- PyCon US 2023

Talks: Supercharging Pipeline Efficiency with ML Performance Prediction

Sunday - April 23rd, 2023 1:45 p.m.-2:15 p.m. in 255DEF

Presented by:

Experience Level:

Some experience

Description

To process our customers' data, Singular's pipeline runs hundreds of thousands of daily tasks, each with a different processing time and resource requirements. We deal with this scale by using Celery and Kubernetes as our tasks infrastructure, letting us allocate dedicated workers and queues to each type of task based on its requirements. Originally, this was configured manually.

As our customer base grew, we noticed that heavier and longer tasks were grabbing all the resources and causing unacceptable queues in our pipeline. Moreover, some of the heavier tasks required significantly more memory, leading to OOM kills and infrastructure issues.

If we could classify tasks by their expected duration and memory requirements, we could have segregated tasks in Celery based on these properties and thus minimized interruptions to the rest of the pipeline. However, the variance in the size and granularity of the fetched data made it impossible to classify if a task was about to take one minute or one hour.

Our challenge was: how do we categorize these tasks, accurately and automatically? To solve the issue we implemented a machine-learning model that could predict the expected duration and memory usage of a given task. Using Celery’s advanced task routing capabilities, we could then dynamically configure different task queues based on the model's prediction.

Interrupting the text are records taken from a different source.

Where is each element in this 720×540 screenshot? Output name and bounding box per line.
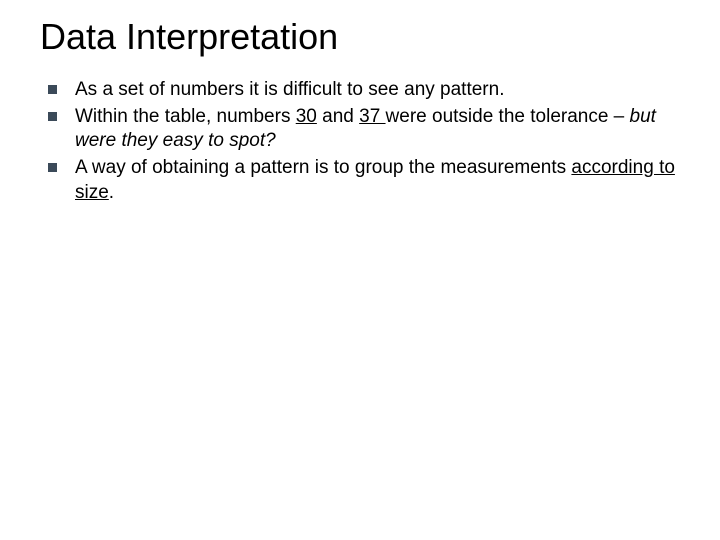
text-segment-underline: 30 [296,106,317,127]
bullet-marker-icon [48,112,57,121]
list-item: As a set of numbers it is difficult to s… [48,78,690,103]
text-segment: . [109,182,114,203]
bullet-list: As a set of numbers it is difficult to s… [40,78,690,205]
bullet-marker-icon [48,85,57,94]
text-segment: A way of obtaining a pattern is to group… [75,157,571,178]
list-item: A way of obtaining a pattern is to group… [48,156,690,205]
bullet-marker-icon [48,163,57,172]
text-segment-underline: 37 [359,106,385,127]
slide-title: Data Interpretation [40,16,690,58]
text-segment: and [317,106,359,127]
text-segment: were outside the tolerance – [386,106,630,127]
text-segment: As a set of numbers it is difficult to s… [75,79,504,100]
bullet-text: As a set of numbers it is difficult to s… [75,78,690,103]
list-item: Within the table, numbers 30 and 37 were… [48,105,690,154]
text-segment: Within the table, numbers [75,106,296,127]
bullet-text: A way of obtaining a pattern is to group… [75,156,690,205]
bullet-text: Within the table, numbers 30 and 37 were… [75,105,690,154]
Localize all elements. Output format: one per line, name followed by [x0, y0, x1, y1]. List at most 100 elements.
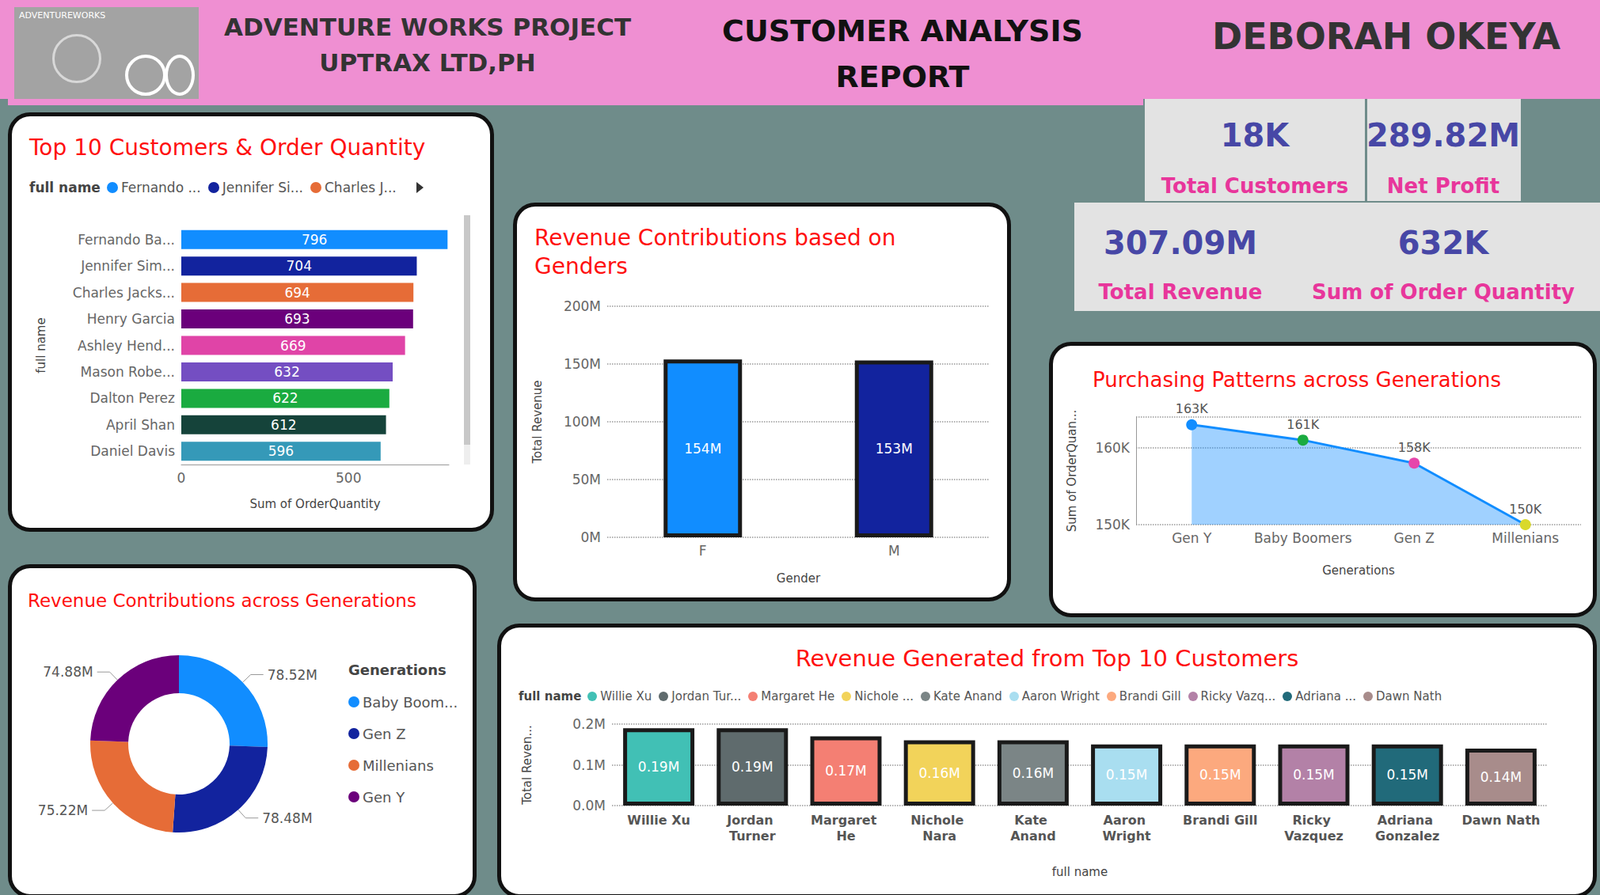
html-text:Generations: Generations	[348, 661, 447, 679]
html-text:18K: 18K	[1220, 117, 1290, 154]
svg-text:78.48M: 78.48M	[262, 810, 312, 827]
svg-text:0.1M: 0.1M	[572, 757, 606, 774]
svg-text:Total Revenue: Total Revenue	[530, 380, 545, 464]
svg-text:Mason Robe...: Mason Robe...	[80, 364, 175, 381]
html-text:289.82M: 289.82M	[1366, 117, 1521, 154]
svg-text:622: 622	[272, 390, 298, 407]
svg-text:200M: 200M	[563, 298, 601, 315]
svg-text:0.0M: 0.0M	[572, 798, 606, 814]
svg-text:0: 0	[177, 470, 187, 487]
svg-text:596: 596	[268, 443, 294, 460]
html-text:ADVENTURE WORKS PROJECT: ADVENTURE WORKS PROJECT	[223, 12, 631, 42]
html-text:Purchasing Patterns across Gen: Purchasing Patterns across Generations	[1092, 368, 1502, 392]
svg-text:0.15M: 0.15M	[1292, 767, 1335, 783]
svg-text:0.2M: 0.2M	[572, 716, 606, 733]
svg-text:Ricky: Ricky	[1292, 813, 1336, 829]
svg-text:150M: 150M	[563, 356, 601, 373]
svg-text:F: F	[699, 543, 707, 559]
html-text:Revenue Generated from Top 10: Revenue Generated from Top 10 Customers	[795, 645, 1299, 673]
svg-text:0.17M: 0.17M	[824, 763, 867, 780]
svg-text:Dalton Perez: Dalton Perez	[89, 390, 175, 407]
svg-text:Generations: Generations	[1322, 563, 1395, 578]
svg-text:163K: 163K	[1175, 401, 1209, 417]
svg-text:100M: 100M	[563, 414, 601, 430]
svg-text:0.15M: 0.15M	[1105, 767, 1148, 783]
svg-text:158K: 158K	[1398, 440, 1432, 456]
svg-text:74.88M: 74.88M	[42, 664, 93, 681]
html-text:632K: 632K	[1397, 224, 1489, 262]
svg-text:693: 693	[284, 311, 310, 327]
svg-text:Nara: Nara	[922, 828, 957, 844]
svg-text:He: He	[836, 828, 856, 844]
svg-text:Ashley Hend...: Ashley Hend...	[77, 338, 175, 354]
svg-text:632: 632	[273, 364, 300, 381]
svg-text:full name: full name	[1052, 865, 1108, 880]
svg-text:Gonzalez: Gonzalez	[1375, 828, 1440, 844]
svg-text:Jennifer Sim...: Jennifer Sim...	[79, 258, 175, 274]
svg-text:669: 669	[280, 338, 306, 354]
svg-text:Willie Xu: Willie Xu	[627, 813, 691, 829]
svg-text:78.52M: 78.52M	[267, 667, 318, 684]
svg-text:153M: 153M	[875, 440, 913, 457]
html-text:REPORT: REPORT	[835, 59, 970, 95]
svg-text:694: 694	[284, 285, 310, 301]
svg-text:500: 500	[335, 470, 362, 487]
html-text:Revenue Contributions based on: Revenue Contributions based on Genders	[534, 224, 896, 280]
svg-text:150K: 150K	[1508, 501, 1543, 517]
svg-text:75.22M: 75.22M	[38, 802, 88, 819]
svg-text:154M: 154M	[684, 440, 722, 457]
svg-text:612: 612	[270, 417, 297, 434]
html-text:Total Customers: Total Customers	[1161, 174, 1349, 198]
svg-text:Gen Y: Gen Y	[1171, 530, 1213, 547]
svg-text:Fernando Ba...: Fernando Ba...	[77, 231, 175, 248]
svg-text:Anand: Anand	[1010, 828, 1056, 844]
svg-text:Gen Z: Gen Z	[1394, 530, 1435, 547]
svg-text:Sum of OrderQuan...: Sum of OrderQuan...	[1064, 410, 1080, 533]
svg-text:0.16M: 0.16M	[918, 765, 961, 782]
svg-text:Daniel Davis: Daniel Davis	[90, 443, 175, 460]
svg-text:Jordan: Jordan	[725, 813, 778, 829]
html-text:Revenue Contributions across G: Revenue Contributions across Generations	[27, 590, 417, 612]
svg-text:Adriana: Adriana	[1377, 813, 1438, 829]
svg-text:50M: 50M	[572, 471, 601, 488]
html-text:UPTRAX LTD,PH: UPTRAX LTD,PH	[319, 48, 536, 77]
svg-text:Kate: Kate	[1014, 813, 1052, 829]
svg-text:April Shan: April Shan	[106, 417, 175, 434]
svg-text:160K: 160K	[1094, 440, 1130, 457]
svg-text:Brandi Gill: Brandi Gill	[1182, 813, 1258, 829]
html-text:Sum of Order Quantity: Sum of Order Quantity	[1311, 280, 1575, 305]
svg-text:Henry Garcia: Henry Garcia	[87, 311, 175, 327]
svg-text:0.19M: 0.19M	[731, 759, 774, 776]
svg-text:Sum of OrderQuantity: Sum of OrderQuantity	[249, 497, 381, 512]
svg-text:Aaron: Aaron	[1103, 813, 1151, 829]
svg-text:161K: 161K	[1286, 417, 1320, 433]
svg-text:Total Reven...: Total Reven...	[520, 725, 535, 806]
svg-text:Turner: Turner	[729, 828, 776, 844]
svg-text:full name: full name	[34, 317, 49, 373]
svg-text:0.14M: 0.14M	[1480, 769, 1523, 786]
svg-text:704: 704	[285, 258, 312, 274]
svg-text:Vazquez: Vazquez	[1284, 828, 1344, 844]
svg-text:150K: 150K	[1094, 516, 1130, 533]
html-text:Total Revenue: Total Revenue	[1098, 280, 1263, 305]
html-text:DEBORAH OKEYA: DEBORAH OKEYA	[1212, 15, 1561, 58]
svg-text:0.15M: 0.15M	[1386, 767, 1429, 783]
svg-text:Dawn Nath: Dawn Nath	[1461, 813, 1540, 829]
svg-text:Millenians: Millenians	[1491, 530, 1559, 547]
svg-text:Gender: Gender	[776, 571, 821, 586]
svg-text:Charles Jacks...: Charles Jacks...	[72, 285, 175, 301]
html-text:CUSTOMER ANALYSIS: CUSTOMER ANALYSIS	[722, 13, 1084, 49]
html-text:Net Profit: Net Profit	[1386, 174, 1500, 198]
svg-text:796: 796	[301, 231, 327, 248]
html-text:Top 10 Customers & Order Quant: Top 10 Customers & Order Quantity	[29, 134, 426, 161]
svg-text:0.15M: 0.15M	[1199, 767, 1242, 783]
svg-text:Margaret: Margaret	[810, 813, 882, 829]
svg-text:0.16M: 0.16M	[1012, 765, 1055, 782]
svg-text:M: M	[888, 543, 901, 559]
svg-text:Nichole: Nichole	[910, 813, 969, 829]
svg-text:0.19M: 0.19M	[638, 759, 681, 776]
html-text:307.09M: 307.09M	[1103, 224, 1258, 262]
svg-text:0M: 0M	[581, 529, 601, 546]
svg-text:Wright: Wright	[1102, 828, 1152, 844]
svg-text:Baby Boomers: Baby Boomers	[1254, 530, 1353, 547]
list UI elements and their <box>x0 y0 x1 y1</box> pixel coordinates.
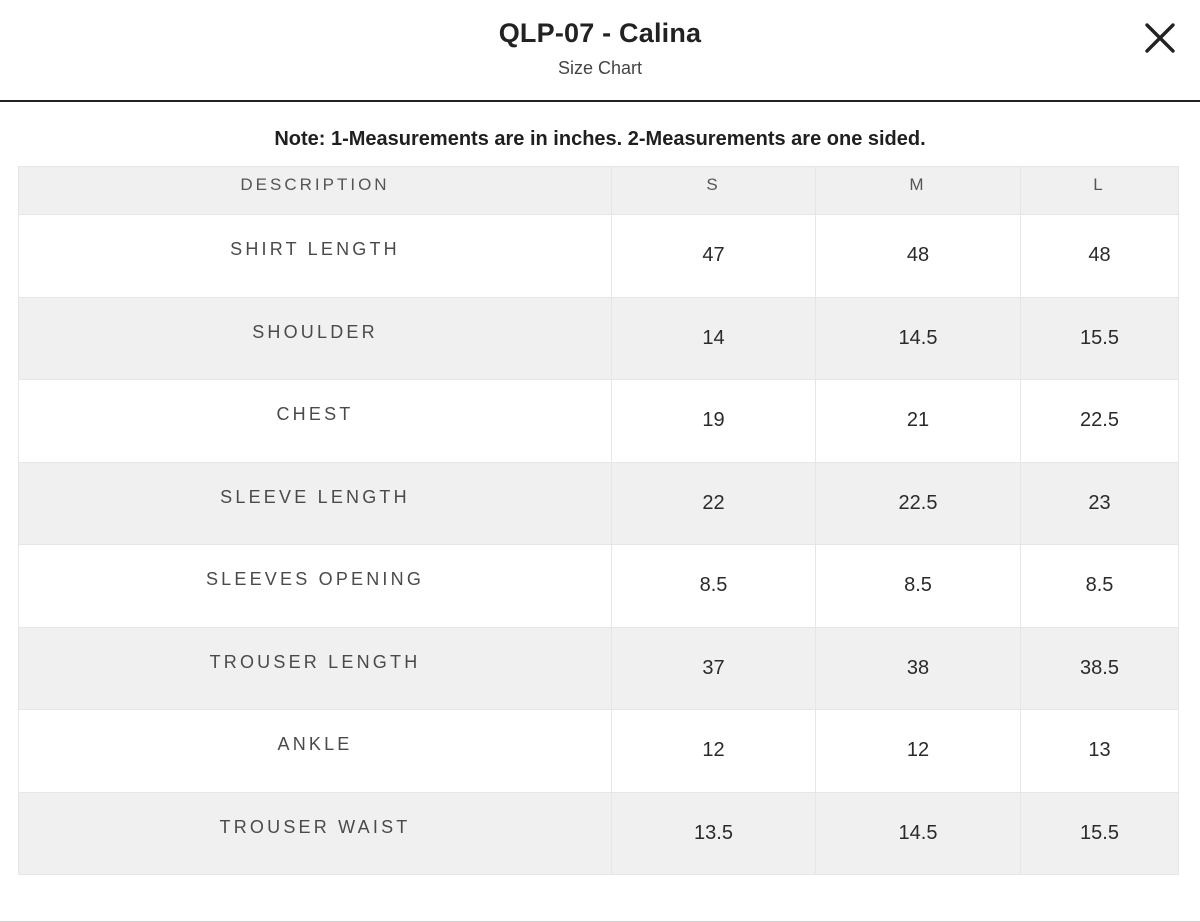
column-header-description: DESCRIPTION <box>18 166 612 215</box>
row-description: ANKLE <box>18 709 612 793</box>
column-header-m: M <box>815 166 1021 215</box>
value-l: 22.5 <box>1020 379 1179 463</box>
row-description: SLEEVES OPENING <box>18 544 612 628</box>
measurement-note: Note: 1-Measurements are in inches. 2-Me… <box>274 128 926 150</box>
value-m: 12 <box>815 709 1021 793</box>
row-description: TROUSER WAIST <box>18 791 612 875</box>
value-m: 38 <box>815 626 1021 710</box>
value-s: 12 <box>611 709 816 793</box>
value-m: 21 <box>815 379 1021 463</box>
value-s: 8.5 <box>611 544 816 628</box>
row-description: SHIRT LENGTH <box>18 214 612 298</box>
value-m: 8.5 <box>815 544 1021 628</box>
table-header-row: DESCRIPTION S M L <box>18 166 1179 215</box>
value-l: 48 <box>1020 214 1179 298</box>
row-description: TROUSER LENGTH <box>18 626 612 710</box>
table-row: SLEEVE LENGTH 22 22.5 23 <box>18 461 1179 545</box>
row-description: SHOULDER <box>18 296 612 380</box>
value-m: 14.5 <box>815 296 1021 380</box>
value-s: 22 <box>611 461 816 545</box>
value-s: 19 <box>611 379 816 463</box>
value-s: 14 <box>611 296 816 380</box>
table-row: SLEEVES OPENING 8.5 8.5 8.5 <box>18 544 1179 628</box>
value-l: 13 <box>1020 709 1179 793</box>
value-l: 15.5 <box>1020 296 1179 380</box>
size-chart-table: DESCRIPTION S M L SHIRT LENGTH 47 48 48 … <box>18 166 1179 875</box>
value-s: 47 <box>611 214 816 298</box>
value-l: 8.5 <box>1020 544 1179 628</box>
value-l: 23 <box>1020 461 1179 545</box>
value-m: 48 <box>815 214 1021 298</box>
table-row: ANKLE 12 12 13 <box>18 709 1179 793</box>
table-row: CHEST 19 21 22.5 <box>18 379 1179 463</box>
table-row: SHIRT LENGTH 47 48 48 <box>18 214 1179 298</box>
close-button[interactable] <box>1142 20 1178 56</box>
close-icon <box>1145 23 1175 53</box>
row-description: CHEST <box>18 379 612 463</box>
table-row: TROUSER LENGTH 37 38 38.5 <box>18 626 1179 710</box>
value-m: 14.5 <box>815 791 1021 875</box>
table-row: TROUSER WAIST 13.5 14.5 15.5 <box>18 791 1179 875</box>
table-row: SHOULDER 14 14.5 15.5 <box>18 296 1179 380</box>
modal-header: QLP-07 - Calina Size Chart <box>0 0 1200 102</box>
column-header-s: S <box>611 166 816 215</box>
value-m: 22.5 <box>815 461 1021 545</box>
modal-title: QLP-07 - Calina <box>498 18 702 48</box>
value-l: 15.5 <box>1020 791 1179 875</box>
column-header-l: L <box>1020 166 1179 215</box>
modal-subtitle: Size Chart <box>557 58 643 78</box>
row-description: SLEEVE LENGTH <box>18 461 612 545</box>
value-l: 38.5 <box>1020 626 1179 710</box>
value-s: 13.5 <box>611 791 816 875</box>
value-s: 37 <box>611 626 816 710</box>
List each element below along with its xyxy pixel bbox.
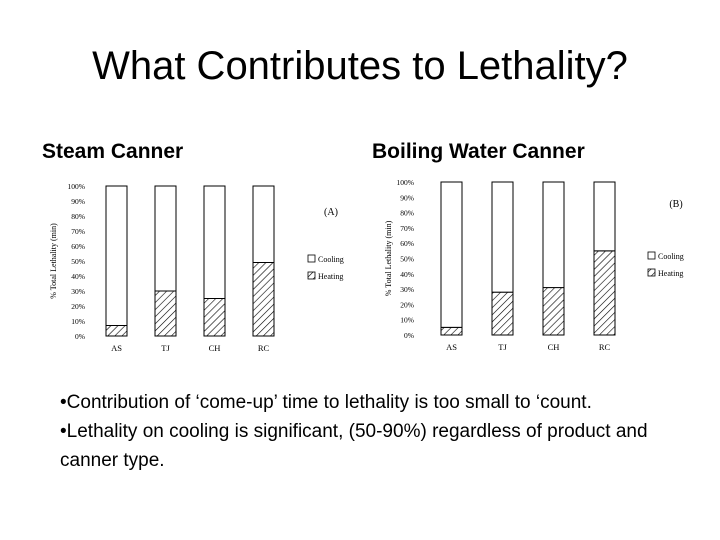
boiling-water-canner-chart: % Total Lethality (min) 0% 10% 20% 30% 40% 50%… [384,178,684,352]
x-tick-label: AS [111,343,122,353]
y-tick-label: 90% [400,193,414,202]
bar-heating-ch [542,287,565,336]
legend-label-cooling: Cooling [658,252,684,261]
bullet-cooling: •Lethality on cooling is significant, (5… [60,421,648,471]
bar-heating-tj [154,290,177,337]
x-tick-label: AS [446,342,457,352]
legend-label-heating: Heating [318,272,343,281]
bar-heating-ch [203,298,226,337]
y-tick-label: 60% [71,242,85,251]
legend-swatch-heating [647,268,656,277]
bar-cooling-rc [593,181,616,252]
y-tick-label: 10% [400,316,414,325]
steam-canner-chart: % Total Lethality (min) 0% 10% 20% 30% 40% 50%… [49,182,344,353]
bar-cooling-tj [491,181,514,293]
x-tick-label: RC [599,342,611,352]
legend-swatch-cooling [647,251,656,260]
chart-title-boiling: Boiling Water Canner [372,140,585,163]
y-tick-label: 40% [400,270,414,279]
bar-cooling-as [440,181,463,328]
bar-cooling-ch [203,185,226,299]
panel-label: (A) [324,207,338,218]
x-tick-label: CH [548,342,560,352]
y-tick-label: 30% [400,285,414,294]
y-tick-label: 40% [71,272,85,281]
y-tick-label: 10% [71,317,85,326]
bar-cooling-as [105,185,128,326]
legend-label-cooling: Cooling [318,255,344,264]
bar-cooling-rc [252,185,275,263]
y-tick-label: 20% [400,300,414,309]
y-tick-label: 50% [400,255,414,264]
bar-heating-tj [491,291,514,336]
bar-heating-rc [593,250,616,336]
bar-heating-as [440,326,463,336]
chart-title-steam: Steam Canner [42,140,184,163]
y-axis-label: % Total Lethality (min) [384,220,393,296]
x-tick-label: CH [209,343,221,353]
slide-title: What Contributes to Lethality? [92,44,628,88]
y-tick-label: 60% [400,239,414,248]
bar-heating-as [105,325,128,337]
y-tick-label: 70% [71,227,85,236]
x-tick-label: TJ [498,342,507,352]
y-tick-label: 80% [71,212,85,221]
y-tick-label: 0% [404,331,414,340]
y-tick-label: 80% [400,209,414,218]
bar-heating-rc [252,262,275,337]
x-tick-label: TJ [161,343,170,353]
legend-swatch-heating [307,271,316,280]
bar-cooling-tj [154,185,177,292]
y-tick-label: 100% [397,178,415,187]
bar-cooling-ch [542,181,565,289]
y-axis-label: % Total Lethality (min) [49,223,58,299]
x-tick-label: RC [258,343,270,353]
panel-label: (B) [669,199,682,210]
y-tick-label: 90% [71,197,85,206]
y-tick-label: 70% [400,224,414,233]
bullet-list: •Contribution of ‘come-up’ time to letha… [60,388,660,475]
bullet-come-up: •Contribution of ‘come-up’ time to letha… [60,392,592,413]
y-tick-label: 100% [68,182,86,191]
y-tick-label: 0% [75,332,85,341]
legend-label-heating: Heating [658,269,683,278]
y-tick-label: 20% [71,302,85,311]
legend-swatch-cooling [307,254,316,263]
y-tick-label: 30% [71,287,85,296]
y-tick-label: 50% [71,257,85,266]
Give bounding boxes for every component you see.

This raised another challenge - how could we use the classified queues in the best way? Configuring workers statically for each queue would be inadequate at scale. We utilized Kubernetes’ vertical and horizontal autoscaling capabilities to dynamically allocate workers for each classified queue based on its length. This improved our ability to respond to pipeline load automatically, increasing performance and availability. Additionally, we were able to deploy shorter-lived workers on AWS Spot instances, giving us higher performance while lowering cloud costs.